According to the Irish Times, the Cabinet has approved a bill that aims to give effect to the Fifth EU Anti-Money Laundering Directive.
The European Parliament agreed to the text of the fifth AML directive on 19 April 2018. Soon after, the Council also adopted the directive. Among other things, the directive aims to “prevent risks associated with the use of virtual currencies for terrorist financing and limiting the use of pre-paid cards.”
According to Irish government news service Merrion Street, the Criminal Justice (Money Laundering and Terrorist Financing) (Amendment) Bill 2019, proposed by the Minister for Justice and Equality Charlie Flanagan, has been approved by the Cabinet.
The bill transposes many of the provisions of the Fifth AML Directive. It includes restrictions on the use of “virtual currencies for terrorist financing and limiting the use of pre-paid cards” and strengthens safeguards for financial transactions to and from “high-risk third countries”.
“This is another important piece of legislation for tackling money-laundering.
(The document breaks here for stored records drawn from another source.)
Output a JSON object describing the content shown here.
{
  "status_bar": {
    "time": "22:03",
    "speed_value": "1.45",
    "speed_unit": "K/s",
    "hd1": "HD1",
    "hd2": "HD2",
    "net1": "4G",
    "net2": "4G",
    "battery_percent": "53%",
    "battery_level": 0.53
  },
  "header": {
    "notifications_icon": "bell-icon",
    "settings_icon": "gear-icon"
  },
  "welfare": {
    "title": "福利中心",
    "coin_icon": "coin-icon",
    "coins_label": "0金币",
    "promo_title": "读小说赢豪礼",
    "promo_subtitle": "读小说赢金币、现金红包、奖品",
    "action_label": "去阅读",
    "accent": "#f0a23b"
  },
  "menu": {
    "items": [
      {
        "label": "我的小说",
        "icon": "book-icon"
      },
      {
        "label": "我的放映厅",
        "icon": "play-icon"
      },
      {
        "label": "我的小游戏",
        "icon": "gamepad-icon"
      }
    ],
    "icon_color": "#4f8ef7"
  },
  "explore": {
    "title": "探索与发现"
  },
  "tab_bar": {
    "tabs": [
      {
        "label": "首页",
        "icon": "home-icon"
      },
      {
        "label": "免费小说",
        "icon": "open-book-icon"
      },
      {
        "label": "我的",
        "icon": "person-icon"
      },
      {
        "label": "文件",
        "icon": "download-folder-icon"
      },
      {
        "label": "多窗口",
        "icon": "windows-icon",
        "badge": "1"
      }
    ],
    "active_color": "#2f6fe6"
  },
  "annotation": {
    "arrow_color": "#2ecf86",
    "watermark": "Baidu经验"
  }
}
The reality is that money laundering is a crime that helps serious criminals and terrorists to function, destroying lives in the process. Criminals seek to exploit the EU’s open borders and EU-wide measures are vital for that reason. Ireland strongly supports the provisions in the Fifth EU Money Laundering Directive,” Flanagan said.
If passed, the bill will require banks and financial institutions to carry out stricter due diligence before they take on new clients. In addition, credit and financial institutions will be prohibited from creating anonymous safe deposit boxes.